17 May —
24 Aug 2025

Hedwich Rooks: Ynfra (2025)

Paradys

In the spiral exhibition room of Tresoar—the museum, archive, and library of Fryslân—artist Hedwich Rooks presents Ynfra, an installation that reveals the hidden Southwal Volcano. Unknown to many, this ancient volcano lies two kilometres beneath the Wadden Sea, near Harlingen. It formed around 300 million years ago near the equator and was only discovered in the 1970s during oil and gas exploration. The temperature inside its crater is still 30 degrees Celsius higher than the surrounding seabed, and the Earth’s magnetic field is notably stronger in this area—suggesting the volcano is still faintly glowing.

Rooks, who grew up in Grou and is deeply fascinated by geological processes, displays the volcanic rocks that form the Southwal Volcano. The title Ynfra is Frisian for “infra” and refers to what lies beneath the surface: images, sounds, and radiation embedded in the earth, invisible to us. The centre of the room becomes a crater from which volcanic elements radiate. Sections of the floor are covered in volcanic rock. Infrared lighting evokes subterranean heat, casting warm hues across the space. The installation includes video fragments—from visits to a volcanological institute in Sicily that monitors Etna and Stromboli, to a performance by Rooks at sea, directly above the Southwal Volcano. Wearing a reflective aluminised suit—normally used to protect against extreme heat—she walks the line between ebb and flow on a sandbank, melting volcanic rock. With this, Rooks invites us to attune to signals from the earth that often escape our awareness.

Ynfra is realised in collaboration with the Noorderlicht Biennale.
The work of Hedwich Rooks is supported by Netwerk Cultuur en Natuur, part of the We the North talent development programme.

Part Two: On Vlieland
A second part of Ynfra is on view at Brouwerij Fortuna on Vlieland, within the exhibition Het onzichtbare zichtbaar (Making the Invisible Visible), presented by Noorderlicht. Here, in a landscape shaped by dunes, fresh drinking water is drawn from a hidden aquifer beneath the island. Rain slowly filters through layers of sand, collected and brought back to the surface—a silent rhythm of falling, sinking, storing.
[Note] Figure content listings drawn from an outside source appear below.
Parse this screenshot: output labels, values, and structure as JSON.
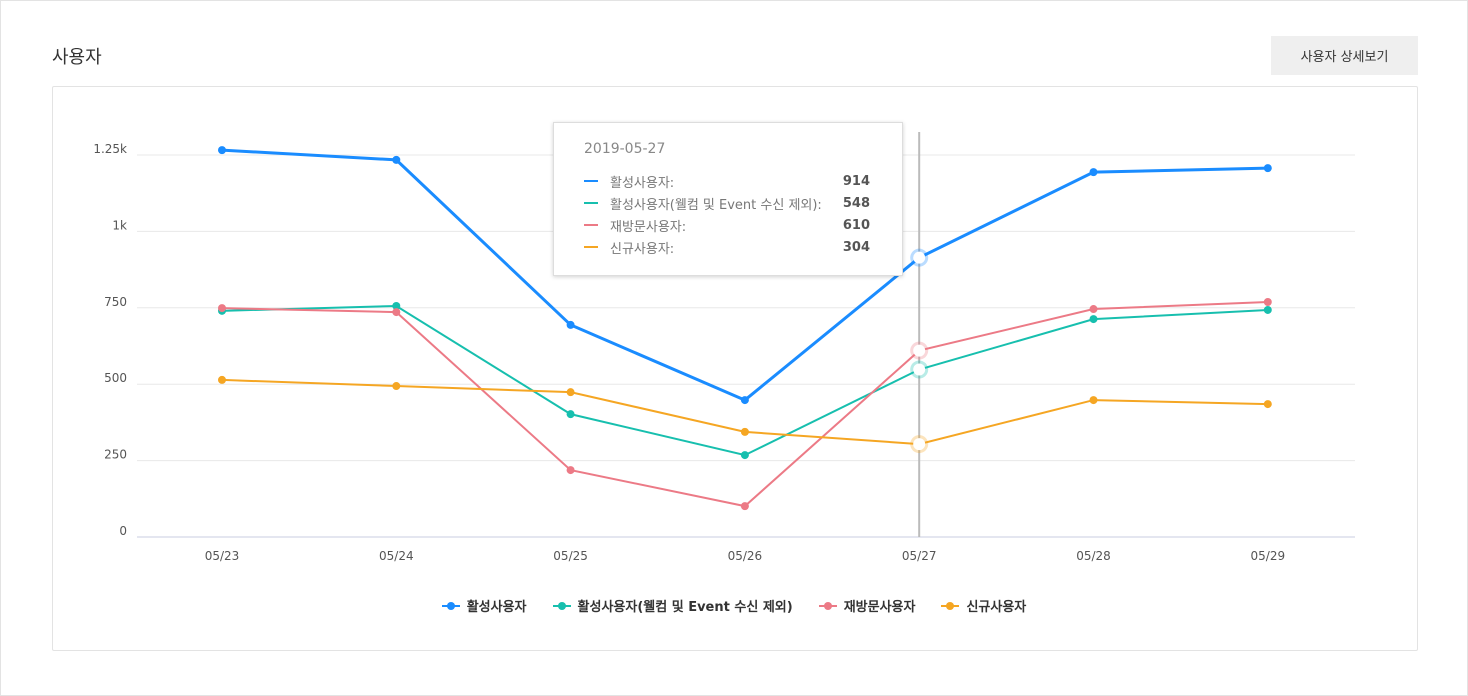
{
  "header": {
    "title": "사용자",
    "detail_button": "사용자 상세보기"
  },
  "chart_data": {
    "type": "line",
    "categories": [
      "05/23",
      "05/24",
      "05/25",
      "05/26",
      "05/27",
      "05/28",
      "05/29"
    ],
    "y_ticks": [
      {
        "v": 0,
        "label": "0"
      },
      {
        "v": 250,
        "label": "250"
      },
      {
        "v": 500,
        "label": "500"
      },
      {
        "v": 750,
        "label": "750"
      },
      {
        "v": 1000,
        "label": "1k"
      },
      {
        "v": 1250,
        "label": "1.25k"
      }
    ],
    "ylim": [
      0,
      1250
    ],
    "grid": true,
    "legend_placement": "bottom",
    "series": [
      {
        "name": "활성사용자",
        "color": "#1a8cff",
        "values": [
          1266,
          1234,
          694,
          448,
          914,
          1194,
          1207
        ]
      },
      {
        "name": "활성사용자(웰컴 및 Event 수신 제외)",
        "color": "#17bfae",
        "values": [
          740,
          756,
          402,
          268,
          548,
          713,
          743
        ]
      },
      {
        "name": "재방문사용자",
        "color": "#ec7a86",
        "values": [
          749,
          736,
          219,
          101,
          610,
          746,
          769
        ]
      },
      {
        "name": "신규사용자",
        "color": "#f5a623",
        "values": [
          514,
          494,
          474,
          344,
          304,
          448,
          435
        ]
      }
    ],
    "tooltip": {
      "date": "2019-05-27",
      "category_index": 4,
      "rows": [
        {
          "label": "활성사용자:",
          "value": "914"
        },
        {
          "label": "활성사용자(웰컴 및 Event 수신 제외):",
          "value": "548"
        },
        {
          "label": "재방문사용자:",
          "value": "610"
        },
        {
          "label": "신규사용자:",
          "value": "304"
        }
      ]
    }
  }
}
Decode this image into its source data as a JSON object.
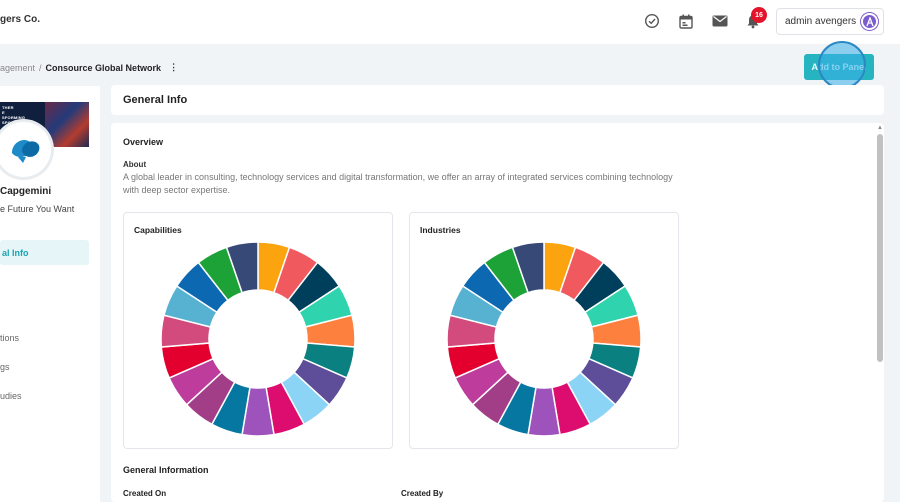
{
  "header": {
    "brand": "gers Co.",
    "notification_count": "16",
    "user_name": "admin avengers"
  },
  "breadcrumb": {
    "parent": "agement",
    "separator": "/",
    "current": "Consource Global Network",
    "more": "⋮"
  },
  "actions": {
    "add_to_panel": "Add to Panel"
  },
  "profile": {
    "banner_text": "THER\nE\nSFORMING\nSPORT",
    "company": "Capgemini",
    "tagline": "e Future You Want"
  },
  "nav": {
    "active": "al Info",
    "items": [
      "tions",
      "gs",
      "udies"
    ]
  },
  "main": {
    "title": "General Info",
    "overview_title": "Overview",
    "about_label": "About",
    "about_text": "A global leader in consulting, technology services and digital transformation, we offer an array of integrated services combining technology with deep sector expertise.",
    "capabilities_title": "Capabilities",
    "industries_title": "Industries",
    "general_information_title": "General Information",
    "created_on_label": "Created On",
    "created_by_label": "Created By"
  },
  "colors": {
    "accent": "#26b4c1",
    "badge": "#e3152b",
    "segments": [
      "#fca40f",
      "#f05a5e",
      "#003f5c",
      "#2fd3ad",
      "#fd803f",
      "#0b8080",
      "#5e4e9a",
      "#8bd4f6",
      "#dd0c6f",
      "#9e52bb",
      "#0677a0",
      "#a13e87",
      "#bd3c9c",
      "#e3002f",
      "#d24b7c",
      "#57b2d1",
      "#0d68b2",
      "#1ca236",
      "#364977"
    ]
  },
  "icons": {
    "tasks": "check-circle-icon",
    "calendar": "calendar-icon",
    "mail": "envelope-icon",
    "bell": "bell-icon",
    "kebab": "kebab-menu-icon",
    "logo": "capgemini-spade-logo",
    "scroll_up": "caret-up-icon"
  }
}
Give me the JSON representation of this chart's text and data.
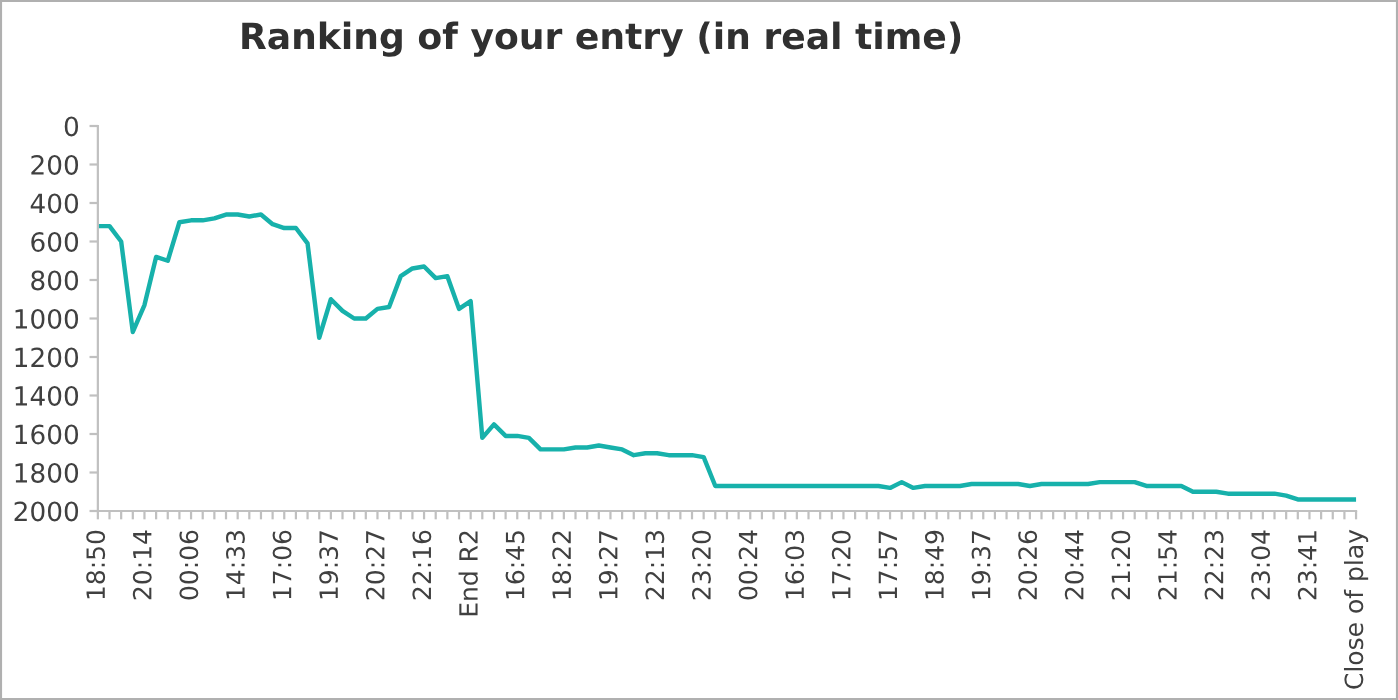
{
  "chart_data": {
    "type": "line",
    "title": "Ranking of your entry (in real time)",
    "categories": [
      "18:50",
      null,
      null,
      null,
      "20:14",
      null,
      null,
      null,
      "00:06",
      null,
      null,
      null,
      "14:33",
      null,
      null,
      null,
      "17:06",
      null,
      null,
      null,
      "19:37",
      null,
      null,
      null,
      "20:27",
      null,
      null,
      null,
      "22:16",
      null,
      null,
      null,
      "End R2",
      null,
      null,
      null,
      "16:45",
      null,
      null,
      null,
      "18:22",
      null,
      null,
      null,
      "19:27",
      null,
      null,
      null,
      "22:13",
      null,
      null,
      null,
      "23:20",
      null,
      null,
      null,
      "00:24",
      null,
      null,
      null,
      "16:03",
      null,
      null,
      null,
      "17:20",
      null,
      null,
      null,
      "17:57",
      null,
      null,
      null,
      "18:49",
      null,
      null,
      null,
      "19:37",
      null,
      null,
      null,
      "20:26",
      null,
      null,
      null,
      "20:44",
      null,
      null,
      null,
      "21:20",
      null,
      null,
      null,
      "21:54",
      null,
      null,
      null,
      "22:23",
      null,
      null,
      null,
      "23:04",
      null,
      null,
      null,
      "23:41",
      null,
      null,
      null,
      "Close of play"
    ],
    "series": [
      {
        "color": "#17b1ab",
        "values": [
          520,
          520,
          600,
          1070,
          930,
          680,
          700,
          500,
          490,
          490,
          480,
          460,
          460,
          470,
          460,
          510,
          530,
          530,
          610,
          1100,
          900,
          960,
          1000,
          1000,
          950,
          940,
          780,
          740,
          730,
          790,
          780,
          950,
          910,
          1620,
          1550,
          1610,
          1610,
          1620,
          1680,
          1680,
          1680,
          1670,
          1670,
          1660,
          1670,
          1680,
          1710,
          1700,
          1700,
          1710,
          1710,
          1710,
          1720,
          1870,
          1870,
          1870,
          1870,
          1870,
          1870,
          1870,
          1870,
          1870,
          1870,
          1870,
          1870,
          1870,
          1870,
          1870,
          1880,
          1850,
          1880,
          1870,
          1870,
          1870,
          1870,
          1860,
          1860,
          1860,
          1860,
          1860,
          1870,
          1860,
          1860,
          1860,
          1860,
          1860,
          1850,
          1850,
          1850,
          1850,
          1870,
          1870,
          1870,
          1870,
          1900,
          1900,
          1900,
          1910,
          1910,
          1910,
          1910,
          1910,
          1920,
          1940,
          1940,
          1940,
          1940,
          1940,
          1940
        ]
      }
    ],
    "ylim": [
      2000,
      0
    ],
    "yticks": [
      0,
      200,
      400,
      600,
      800,
      1000,
      1200,
      1400,
      1600,
      1800,
      2000
    ],
    "grid": false,
    "legend": false,
    "marker": "none",
    "line_style": "solid"
  }
}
Invisible to the eye, yet vital to those who live here and those who visit.

In this context, artists Louis Braddock Clarke, Michael Najjar, and Hedwich Rooks present works that reveal what usually remains out of sight. Their focus: geological processes hidden deep beneath volcanoes, within veins of coal, or along tectonic fractures on the ocean floor—places where the Earth reshapes itself. Photography is not used to document, but to uncover; as a geological sensor, a medium of time, pressure, heat, and transformation.

Here, the Earth becomes a camera, a brush, a tool of technology. A bridge between knowledge and imagination.
Vlieland becomes not just a site of observation, but of resonance—an island echoing with subterranean stories, made visible by artists who tune in to what unfolds on the edge of sight and time.

Location: Brouwerij Fortuna, Fortweg 10, 8899 CC, Vlieland, from 12 juli to 7 september. Opening hours: tue t/m sat from 14.00 – 17.00 uur.